Заведующий, растянув рот и оскалив зубы, беззвучно произнес: "О, вы меня в этом не вините!" — и предложил ему продолжать.
— Хотя, говорю я, братских уз между нами не существует, не осыпайте меня, умоляю, ненужными насмешками и не истолковывайте в дурную сторону то, что я говорю или хотел бы сказать. Я собирался высказать лишь одну мысль: ошибочно предполагать, что только вы один, возвышенный над всеми прочими, удостоенный доверия и отличия (возвышенный с самого начала, я это знаю, благодаря вашим исключительным способностям и порядочности), поддерживающий с мистером Домби более близкие отношения, чем кто бы то ни было, стоящий, если можно так выразиться, на равной ноге с ним и осыпанный его милостями и щедротами, — ошибочно, говорю я, предполагать, что только вы один заботитесь о его благополучии и репутации. Я искренне верю, что нет в этой конторе никого, начиная с вас и кончая самым последним служащим, кто бы не разделял этого чувства.
— Вы лжете! — воскликнул заведующий, внезапно покраснев от гнева. — Вы — лицемер, Джон Каркер, и вы лжете!
— Джеймс! — вскричал тот, вспыхнув в свою очередь. — Что вы хотите сказать, произнося эти оскорбительные слова? Почему вы гнусно бросаете их мне в лицо без всякого повода с моей стороны?

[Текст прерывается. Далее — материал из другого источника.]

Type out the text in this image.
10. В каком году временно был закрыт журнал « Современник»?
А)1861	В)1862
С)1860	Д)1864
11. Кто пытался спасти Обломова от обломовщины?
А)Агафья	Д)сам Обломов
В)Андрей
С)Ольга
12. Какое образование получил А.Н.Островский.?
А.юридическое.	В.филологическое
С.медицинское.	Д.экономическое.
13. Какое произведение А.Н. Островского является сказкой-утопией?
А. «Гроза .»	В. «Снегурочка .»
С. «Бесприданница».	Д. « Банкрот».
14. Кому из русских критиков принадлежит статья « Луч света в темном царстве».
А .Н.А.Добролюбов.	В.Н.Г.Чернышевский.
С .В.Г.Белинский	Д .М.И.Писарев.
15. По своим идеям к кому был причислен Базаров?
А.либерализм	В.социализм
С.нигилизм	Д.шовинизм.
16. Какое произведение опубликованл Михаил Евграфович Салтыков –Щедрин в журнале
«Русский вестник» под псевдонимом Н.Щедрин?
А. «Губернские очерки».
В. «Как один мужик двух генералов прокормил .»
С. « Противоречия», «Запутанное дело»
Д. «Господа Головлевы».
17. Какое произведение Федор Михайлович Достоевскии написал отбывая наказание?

— Я вам говорю, — сказал заведующий, — что ваше лицемерие и смирение, а также лицемерие и смирение всех служащих я не ставлю ни во что. — Он пренебрежительно щелкнул пальцами. — Я вижу вас насквозь. Вы для меня прозрачны, как воздух! Нет никого из служащих, занимающих место между мною и самым последним в этой конторе (к нему вы относитесь с участием, и не без основания, ибо вас разделяет небольшое расстояние), кто бы втайне не порадовался унижению своего хозяина, кто бы в глубине души не питал к нему ненависти, — кто бы не желал ему зла и кто бы не восстал, будь у него мужество и сила! Чем больше пользуешься милостями хозяина, тем больше терпишь от него обид, чем ближе к нему, тем дальше от него. Вот каково убеждение всех служащих!
— Не знаю, — отозвался брат, чье негодование вскоре уступило место удивлению, — не знаю, кто вам наговорил таких вещей и почему вам вздумалось испытывать меня, а не кого-нибудь другого. А вы меня испытывали и старались поддеть на крючок — в этом я теперь уверен. Вы и держите себя и говорите так, как никогда прежде. Повторяю еще раз — вас обманывают.
— Знаю, что обманывают, — сказал заведующий. — Я вам это уже говорил.
— Не я, — возразил его брат. — Ваш доносчик, если есть у вас таковой. А если нет, то ваши собственные мысли и подозрения.
— У меня нет никаких подозрений, — сказал заведующий. — У меня есть уверенность. Все вы — малодушные, подлые, льстивые собаки! Все вы одинаково притворяетесь, все одинаково лицемерите, все твердите одни и те же жалобные слова, все скрываете одну и ту же тайну, весьма прозрачную.
Его брат, не говоря ни слова, удалился и захлопнул дверь, когда тот замолчал. Мистер Каркер-заведующий медленно придвинул стул к камину и стал потихоньку разбивать угли кочергой.
— Трусливые, гнусные твари! — пробормотал он, обнажая два ряда сверкающих зубов. — Нет среди них никого, кто бы не притворился потрясенным и возмущенным… Ба! Любой из них, будь он наделен властью и обладай он умом и смелостью, чтобы этой властью воспользоваться, унизил бы гордость Домби и сокрушил ее так же безжалостно, как я разбиваю эти угли!
Дробя их и размешивая золу в камине, он с задумчивой улыбкой смотрел на свою работу.
— Да, даже и без такой королевской приманки, — добавил он. — И есть гордыня, о которой забывать не следует; доказательством служит наше знакомство.
Он погрузился в еще более глубокое раздумье и сидел, размышляя над темнеющей золой, затем поднялся с видом человека, оторвавшегося от книги, и, осмотревшись вокруг, взял шляпу и перчатки, направился туда, где стояла его лошадь, сел на нее и поехал по освещенным улицам; был вечер.